# [Q] Run Exe in Android ...



## Biswajyoti (May 16, 2012)

_Is there any way to run exe file in android with the help of cross platform/layer such as "wine layer" in Linux????_


----------



## tomb20 (May 16, 2012)

Biswajyoti said:


> _Is there any way to run exe file in android with the help of cross platform/layer such as "wine layer" in Linux????_

Click to collapse



Search before you make a thread - looks quite complicated, probably not worth it.
Xda Thread


----------



## wamiqali (May 16, 2012)

*Here is a way!

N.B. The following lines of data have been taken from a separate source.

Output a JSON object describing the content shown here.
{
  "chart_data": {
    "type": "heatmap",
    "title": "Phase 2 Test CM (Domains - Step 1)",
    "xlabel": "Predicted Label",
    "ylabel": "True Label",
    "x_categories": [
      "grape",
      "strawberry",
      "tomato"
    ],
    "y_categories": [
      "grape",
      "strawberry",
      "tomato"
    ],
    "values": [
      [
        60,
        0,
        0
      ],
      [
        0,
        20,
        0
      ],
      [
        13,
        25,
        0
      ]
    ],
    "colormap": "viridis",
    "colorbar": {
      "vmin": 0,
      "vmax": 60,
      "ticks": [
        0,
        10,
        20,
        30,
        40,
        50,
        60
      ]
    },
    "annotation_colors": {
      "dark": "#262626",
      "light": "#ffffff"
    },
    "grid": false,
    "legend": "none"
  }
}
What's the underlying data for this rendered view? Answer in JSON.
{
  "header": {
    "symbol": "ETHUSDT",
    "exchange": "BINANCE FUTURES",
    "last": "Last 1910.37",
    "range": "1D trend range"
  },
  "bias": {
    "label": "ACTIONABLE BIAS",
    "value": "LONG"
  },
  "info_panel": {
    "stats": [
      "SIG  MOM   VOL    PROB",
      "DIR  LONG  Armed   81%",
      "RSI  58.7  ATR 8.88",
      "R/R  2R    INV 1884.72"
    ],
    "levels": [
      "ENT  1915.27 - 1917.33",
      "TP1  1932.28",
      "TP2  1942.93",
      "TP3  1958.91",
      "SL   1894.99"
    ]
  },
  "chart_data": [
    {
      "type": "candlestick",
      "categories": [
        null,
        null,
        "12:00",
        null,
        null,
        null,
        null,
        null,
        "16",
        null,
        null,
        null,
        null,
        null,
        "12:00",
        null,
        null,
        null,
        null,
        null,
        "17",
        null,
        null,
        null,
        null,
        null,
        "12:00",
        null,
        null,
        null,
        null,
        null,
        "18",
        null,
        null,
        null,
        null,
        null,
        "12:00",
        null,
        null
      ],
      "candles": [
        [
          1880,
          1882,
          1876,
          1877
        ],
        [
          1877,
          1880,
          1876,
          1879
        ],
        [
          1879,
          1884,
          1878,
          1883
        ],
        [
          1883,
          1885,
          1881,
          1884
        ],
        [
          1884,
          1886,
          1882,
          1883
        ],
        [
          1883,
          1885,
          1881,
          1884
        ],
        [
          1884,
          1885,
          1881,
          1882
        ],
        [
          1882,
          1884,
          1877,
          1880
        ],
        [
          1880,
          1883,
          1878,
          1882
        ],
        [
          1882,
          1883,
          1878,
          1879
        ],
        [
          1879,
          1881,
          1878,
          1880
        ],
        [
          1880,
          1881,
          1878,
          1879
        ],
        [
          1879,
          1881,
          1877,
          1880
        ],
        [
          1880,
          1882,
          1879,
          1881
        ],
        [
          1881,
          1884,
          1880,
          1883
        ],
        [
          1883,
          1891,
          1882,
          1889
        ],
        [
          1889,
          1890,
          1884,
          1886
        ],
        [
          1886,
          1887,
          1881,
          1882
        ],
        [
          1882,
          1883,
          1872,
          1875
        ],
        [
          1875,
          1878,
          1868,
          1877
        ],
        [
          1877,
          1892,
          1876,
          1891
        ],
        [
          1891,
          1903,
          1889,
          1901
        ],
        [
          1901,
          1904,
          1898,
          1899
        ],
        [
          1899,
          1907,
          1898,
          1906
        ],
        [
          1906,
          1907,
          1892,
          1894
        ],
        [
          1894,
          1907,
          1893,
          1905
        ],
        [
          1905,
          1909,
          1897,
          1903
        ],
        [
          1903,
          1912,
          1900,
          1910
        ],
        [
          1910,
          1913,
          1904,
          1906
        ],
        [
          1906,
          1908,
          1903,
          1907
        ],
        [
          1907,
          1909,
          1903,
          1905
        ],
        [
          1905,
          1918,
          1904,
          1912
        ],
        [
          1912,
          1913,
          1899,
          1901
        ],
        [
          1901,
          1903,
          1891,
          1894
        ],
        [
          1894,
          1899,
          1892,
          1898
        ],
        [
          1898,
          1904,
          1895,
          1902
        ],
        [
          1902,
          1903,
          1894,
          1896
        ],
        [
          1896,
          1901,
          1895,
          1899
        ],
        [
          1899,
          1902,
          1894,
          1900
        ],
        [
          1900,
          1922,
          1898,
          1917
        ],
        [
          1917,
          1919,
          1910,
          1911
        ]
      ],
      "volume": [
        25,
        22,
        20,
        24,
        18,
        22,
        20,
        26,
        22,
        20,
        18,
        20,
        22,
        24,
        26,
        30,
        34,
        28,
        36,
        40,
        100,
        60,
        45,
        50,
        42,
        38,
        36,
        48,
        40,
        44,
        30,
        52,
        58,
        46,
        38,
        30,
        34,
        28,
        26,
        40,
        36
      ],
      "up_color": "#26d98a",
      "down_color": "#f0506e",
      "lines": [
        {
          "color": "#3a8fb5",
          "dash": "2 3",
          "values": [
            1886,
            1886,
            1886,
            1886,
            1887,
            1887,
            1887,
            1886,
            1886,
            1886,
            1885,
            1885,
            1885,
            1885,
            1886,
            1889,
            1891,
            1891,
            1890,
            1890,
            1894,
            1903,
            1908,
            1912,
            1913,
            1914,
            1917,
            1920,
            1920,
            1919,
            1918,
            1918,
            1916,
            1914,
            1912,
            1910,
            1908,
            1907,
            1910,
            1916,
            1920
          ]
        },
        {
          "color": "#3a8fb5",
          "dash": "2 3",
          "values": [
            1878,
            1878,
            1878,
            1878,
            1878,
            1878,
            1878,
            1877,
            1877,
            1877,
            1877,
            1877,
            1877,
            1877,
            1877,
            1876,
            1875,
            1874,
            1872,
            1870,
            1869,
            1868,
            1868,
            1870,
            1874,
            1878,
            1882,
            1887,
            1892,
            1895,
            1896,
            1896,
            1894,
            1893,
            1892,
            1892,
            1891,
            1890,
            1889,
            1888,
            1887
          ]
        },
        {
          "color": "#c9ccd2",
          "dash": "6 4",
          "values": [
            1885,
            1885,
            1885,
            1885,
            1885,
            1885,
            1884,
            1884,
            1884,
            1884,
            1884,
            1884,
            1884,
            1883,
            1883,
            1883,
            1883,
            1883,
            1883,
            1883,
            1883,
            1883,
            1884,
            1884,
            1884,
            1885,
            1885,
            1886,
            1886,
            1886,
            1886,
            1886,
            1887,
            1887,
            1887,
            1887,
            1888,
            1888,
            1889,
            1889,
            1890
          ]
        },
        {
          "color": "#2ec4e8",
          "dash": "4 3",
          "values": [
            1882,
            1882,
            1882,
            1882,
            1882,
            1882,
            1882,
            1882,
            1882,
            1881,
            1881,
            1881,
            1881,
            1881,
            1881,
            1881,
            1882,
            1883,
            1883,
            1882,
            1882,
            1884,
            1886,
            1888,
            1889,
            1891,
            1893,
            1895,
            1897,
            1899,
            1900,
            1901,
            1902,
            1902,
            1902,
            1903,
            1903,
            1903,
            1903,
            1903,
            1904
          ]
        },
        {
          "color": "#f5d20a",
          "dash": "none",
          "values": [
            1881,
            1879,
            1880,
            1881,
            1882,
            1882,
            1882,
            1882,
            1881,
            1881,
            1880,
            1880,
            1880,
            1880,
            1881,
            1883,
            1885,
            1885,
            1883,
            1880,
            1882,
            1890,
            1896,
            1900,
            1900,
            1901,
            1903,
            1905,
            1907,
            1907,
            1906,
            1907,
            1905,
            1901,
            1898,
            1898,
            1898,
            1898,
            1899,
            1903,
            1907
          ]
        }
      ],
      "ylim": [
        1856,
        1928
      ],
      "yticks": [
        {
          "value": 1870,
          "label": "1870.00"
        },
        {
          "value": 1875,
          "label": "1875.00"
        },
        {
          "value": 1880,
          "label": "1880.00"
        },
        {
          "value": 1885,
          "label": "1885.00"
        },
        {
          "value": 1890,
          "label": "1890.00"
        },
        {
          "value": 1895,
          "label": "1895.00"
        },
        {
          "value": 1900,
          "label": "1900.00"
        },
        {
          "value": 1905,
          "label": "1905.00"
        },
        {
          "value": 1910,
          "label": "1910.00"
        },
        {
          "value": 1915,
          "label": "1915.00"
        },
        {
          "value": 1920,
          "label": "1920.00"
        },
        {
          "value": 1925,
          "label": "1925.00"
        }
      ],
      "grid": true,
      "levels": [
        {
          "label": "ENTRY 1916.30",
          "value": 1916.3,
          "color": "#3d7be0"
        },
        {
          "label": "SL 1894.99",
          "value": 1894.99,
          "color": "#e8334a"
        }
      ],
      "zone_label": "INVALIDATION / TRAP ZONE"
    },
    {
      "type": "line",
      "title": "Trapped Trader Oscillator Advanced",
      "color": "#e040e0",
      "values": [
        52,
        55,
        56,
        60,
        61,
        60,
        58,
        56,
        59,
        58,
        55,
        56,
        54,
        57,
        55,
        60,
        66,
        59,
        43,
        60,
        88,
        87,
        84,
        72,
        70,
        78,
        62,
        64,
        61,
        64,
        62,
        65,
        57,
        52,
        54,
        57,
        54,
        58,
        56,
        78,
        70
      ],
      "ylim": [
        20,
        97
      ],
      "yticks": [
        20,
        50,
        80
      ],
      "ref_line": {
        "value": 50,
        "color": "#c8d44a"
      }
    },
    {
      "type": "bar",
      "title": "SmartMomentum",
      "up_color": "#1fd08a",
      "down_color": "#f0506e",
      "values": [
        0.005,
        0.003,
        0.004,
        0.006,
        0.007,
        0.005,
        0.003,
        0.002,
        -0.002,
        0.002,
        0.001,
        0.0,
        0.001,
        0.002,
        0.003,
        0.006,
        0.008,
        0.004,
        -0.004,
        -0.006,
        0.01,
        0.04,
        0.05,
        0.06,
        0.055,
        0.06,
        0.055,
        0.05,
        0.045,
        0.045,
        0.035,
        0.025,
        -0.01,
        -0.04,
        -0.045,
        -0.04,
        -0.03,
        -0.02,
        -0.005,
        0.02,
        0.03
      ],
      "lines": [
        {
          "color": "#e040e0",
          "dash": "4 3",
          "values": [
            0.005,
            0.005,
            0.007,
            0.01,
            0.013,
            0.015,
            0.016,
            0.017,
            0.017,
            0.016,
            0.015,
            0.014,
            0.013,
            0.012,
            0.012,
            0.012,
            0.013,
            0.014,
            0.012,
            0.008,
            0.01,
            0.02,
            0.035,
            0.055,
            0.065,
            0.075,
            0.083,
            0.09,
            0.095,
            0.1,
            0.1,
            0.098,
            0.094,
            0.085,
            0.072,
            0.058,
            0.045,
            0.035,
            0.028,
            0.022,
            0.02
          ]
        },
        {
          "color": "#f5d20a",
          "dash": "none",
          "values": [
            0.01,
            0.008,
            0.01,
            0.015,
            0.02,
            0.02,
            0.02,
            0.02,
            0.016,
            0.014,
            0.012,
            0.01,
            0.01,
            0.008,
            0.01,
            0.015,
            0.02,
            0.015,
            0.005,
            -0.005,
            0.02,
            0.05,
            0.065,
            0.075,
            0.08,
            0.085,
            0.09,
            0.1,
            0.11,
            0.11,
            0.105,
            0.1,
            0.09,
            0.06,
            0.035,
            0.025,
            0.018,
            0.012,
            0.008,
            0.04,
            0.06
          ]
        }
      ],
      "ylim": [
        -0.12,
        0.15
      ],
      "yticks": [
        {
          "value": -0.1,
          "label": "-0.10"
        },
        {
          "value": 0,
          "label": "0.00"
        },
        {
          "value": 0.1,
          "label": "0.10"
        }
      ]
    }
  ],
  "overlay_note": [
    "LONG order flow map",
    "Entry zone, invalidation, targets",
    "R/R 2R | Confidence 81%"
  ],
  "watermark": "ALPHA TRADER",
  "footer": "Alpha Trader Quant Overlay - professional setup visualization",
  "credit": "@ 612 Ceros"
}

According to what I know!*



Biswajyoti said:


> _Is there any way to run exe file in android with the help of cross platform/layer such as "wine layer" in Linux????_

Click to collapse



What you can do is this, to run Ubuntu image on your android using any custom ROM kernel as the base i-e Cyanogen Mod! To have this you need to get the required *Ubuntu image* and also *Busy box* installed, Go to Google Play and search for  *ubuntu installer* or something like this, there will be a free installed for android by XDA member, Grab that! Install that! Get *Busy Box installer* too from market! and install busy Box tools using that! After that open ubuntu installer read the instructions and using them you will be able to run ubuntu on your android phone using same base kernel.
Simply after having ubuntu on your screen  go back to command application in your android phone *Terminal Emulator* and install wine using command sudo apt-get install wine amm! I don't remember the name exactly you need wine and wine trick both  lol! Well Google this command and try this method it will help you! Best Of luck!
Don't forget to hit thanks after this valuable information! LOL


----------



## Biswajyoti (May 17, 2012)

*Great idea.....Thanks a lot....i will try this ...*


----------



## 74274265j (Jun 23, 2012)

*Did it Worked???*



Biswajyoti said:


> *Great idea.....Thanks a lot....i will try this ...*

Click to collapse



Hey could you tell me if that worked.


----------



## illuminatic (Jun 23, 2012)

why do you want to run exe on android????
you have all the required apps in google play


----------



## spooky_ghosty (Jun 23, 2012)

*Make sure it doen't ruin your phone/tablet*



Biswajyoti said:


> *Great idea.....Thanks a lot....i will try this ...*

Click to collapse



Be careful not to damage ur phone/tablet bcuz running an .exe file on Linux (well in my case I don't wanna say about the others) created some stinky file that corrupted my Linux distribution (ubuntu) so I had to go to recovery everytime to restore it... On the other hand u have everything u need on the market or on google if the market banned it or something. Just be careful.


----------



## aman765 (Nov 29, 2014)

74274265j said:


> Hey could you tell me if that worked.

Click to collapse





illuminatic said:


> why do you want to run exe on android????
> you have all the required apps in google play

Click to collapse



Do you have to have the custom kernal. Also how do you do this? (Noob).
Jf someone was to just make an app that let you run exe files they could probobly charge so much since its like impossible to do it.


----------